Q: que penses-tu de Stallman ?

Il est vachement compétent et assez génial au niveau programmation. Je l'ai rencontré deux fois, mais il faudrait qu'il ait un peu plus de retenue, qu'il s'énerve un peu moins vite. Il part sur des valeurs, au niveau informatique, que je trouve intéressantes et que je partage en partie; mais, par contre, il les défend un peu trop violemment. Dès que quelqu'un n'est pas d'accord avec lui, il se comporte comme un fasciste. Il n'est pas très tolérant. Quand quelqu'un programme dans une boite, car il faut bien gagner sa vie, il se fait traiter de tous les noms.

Q: Quel est ton parcours scolaire et professionnel. (a completer) ?

32 ans. Sur ma machine personnelle j'ai Linux et FreeBSD.

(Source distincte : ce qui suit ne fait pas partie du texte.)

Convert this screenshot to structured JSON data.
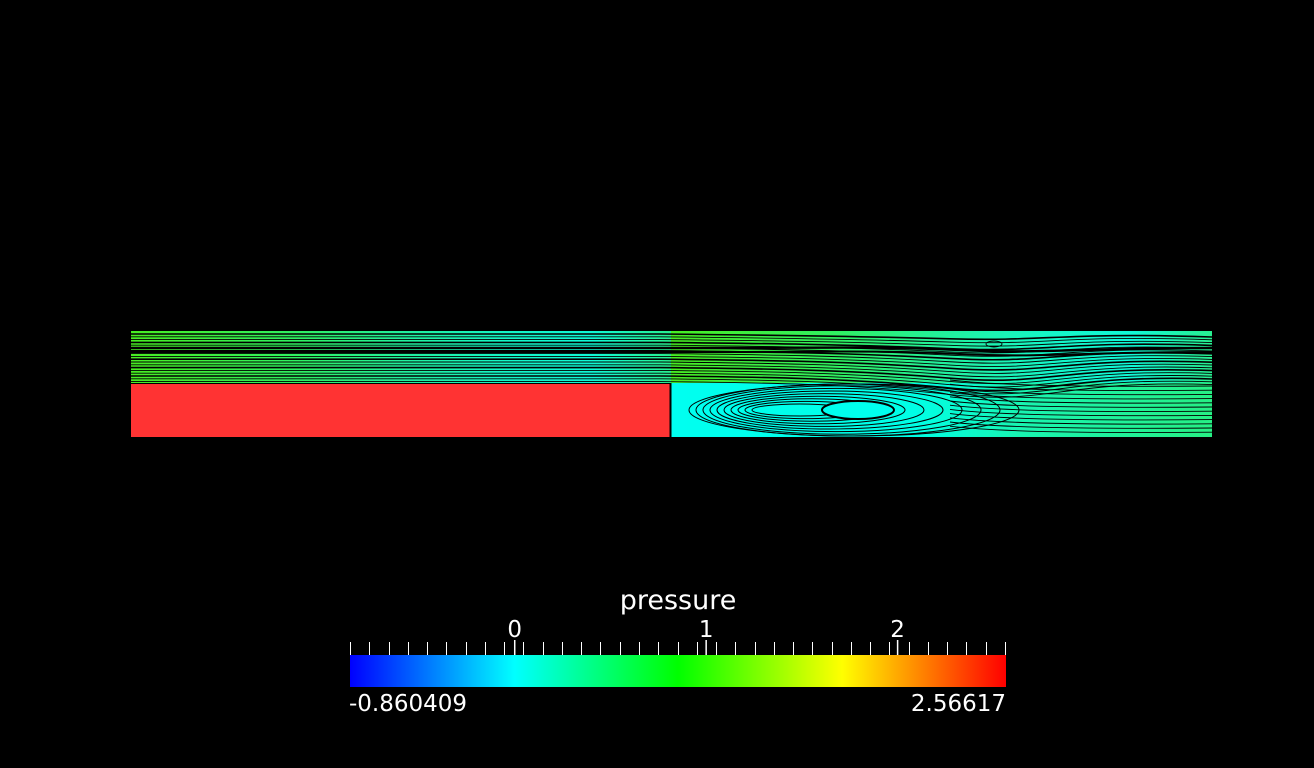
{
  "legend": {
    "title": "pressure",
    "min_label": "-0.860409",
    "max_label": "2.56617",
    "range": [
      -0.860409,
      2.56617
    ],
    "major_ticks": [
      {
        "value": 0,
        "label": "0"
      },
      {
        "value": 1,
        "label": "1"
      },
      {
        "value": 2,
        "label": "2"
      }
    ],
    "colormap": [
      "#0000ff",
      "#00ffff",
      "#00ff00",
      "#ffff00",
      "#ff0000"
    ]
  },
  "scene": {
    "background": "#000000",
    "step_region_color": "#ff3333",
    "streamline_color": "#000000",
    "field_colors": {
      "inlet": "#40f02a",
      "mid": "#20f0a0",
      "recirculation": "#00ffee",
      "outlet": "#20f08a"
    }
  }
}
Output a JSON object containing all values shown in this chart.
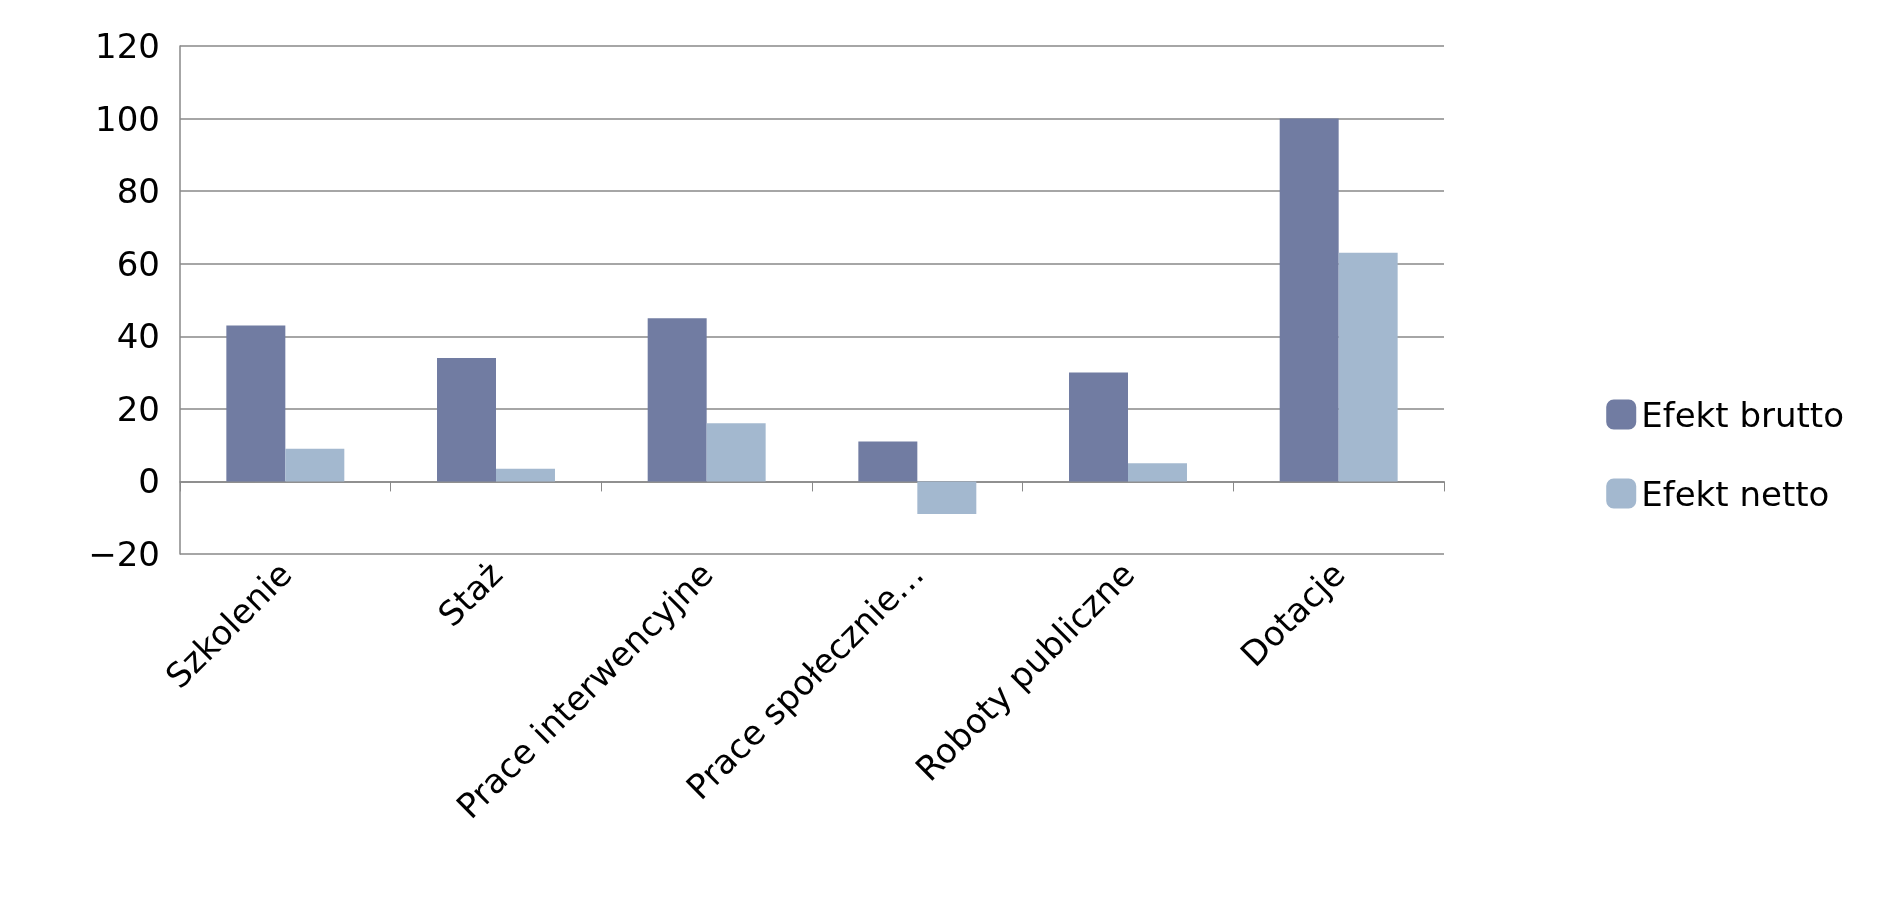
{
  "chart_data": {
    "type": "bar",
    "categories": [
      "Szkolenie",
      "Staż",
      "Prace interwencyjne",
      "Prace społecznie…",
      "Roboty publiczne",
      "Dotacje"
    ],
    "series": [
      {
        "name": "Efekt brutto",
        "color": "#717ca2",
        "values": [
          43,
          34,
          45,
          11,
          30,
          100
        ]
      },
      {
        "name": "Efekt netto",
        "color": "#a3b8cf",
        "values": [
          9,
          3.5,
          16,
          -9,
          5,
          63
        ]
      }
    ],
    "ylim": [
      -20,
      120
    ],
    "yticks": [
      -20,
      0,
      20,
      40,
      60,
      80,
      100,
      120
    ],
    "grid": "y",
    "legend": "right"
  }
}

Q: quel est le futur du logiciel libre ?

Je n'en sais rien. Il va continuer à exister. Il y aura toujours des gens pour en faire. Cela rencontre une certaine adhésion.

Q: quels sont les axes à suivre pour que le logiciel libre s'impose ?

Des actions : il faut des boites qui font du support. Il faut un peu expliquer aussi les tenants et aboutissants aux gens, sans essayer de les tromper en leur disant qu'avec tel logiciel libre ils vont tout avoir. Ce n'est pas tout blanc tout noir. Je n'ai jamais été un grand militant.

Q: Quel secteur n'est pas encore couvert par le LL ?

Par exemple la gestion, car ce n'est pas intéressant, donc personne n'en fait.

Q: quelles sont les personnalités, françaises et étrangères, les plus représentatives du logiciel libre ?

Stallman, Torvalds, Larry Wall (Perl), Bsd: Berkeley (Bostic, Mac Cusik). Au Niveau applicatif : Allman (Sendmail). En France, il y avait René Cougnec. C'était quelqu'un qui avait utilisé Linux dès le départ, qui a fait énormément pour que le système se développe en France, en le diffusant, en animant, en ayant une machine où tout le monde pouvait se connecter, rapatrier des softs, des documentations, des traductions (par exemple, la première édition du bouquin de Welsh, pour laquelle il a corrigé pas mal d'erreurs par rapport à la version originale, en accord avec l'éditeur). Je ne connais pas le nom de tout le monde. Par ailleurs, Je ne suis pas vraiment les actions. Il y a un certain nombre de gens qui sont représentatifs pour moi, mais peut-être pas pour le commun des mortels. Ce sont toutes les personnes qui animent des associations pour essayer de diffuser. Parfois, c'est très confidentiel (par exemple Finix à Brest, ils ont une quinzaine d'adhérents, mais ils font quand même des choses), Guilde qui est plus gros. Apodéline récemment.

Q: pourquoi les gens font des logiciels libres ?

d'abord, tu fais un logiciel, c'est une fois qu'il est fait que tu sais s'il est libre ou non. Il y a certaines choses, c'est intéressant à faire, on est content de l'avoir fait et cela sert aux autres, et puis cela permet d'être applaudi à la fin des conférences (par une autre bande de hippies) , tu fais des choses qui t'intèresses et cela intéresse les autres. Tout le monde est content. Le problème, c'est que l'on a plus de chance de trouver des logiciels libres dans des domaines qui sont les plus intéressants, qui posent des problèmes intéressants.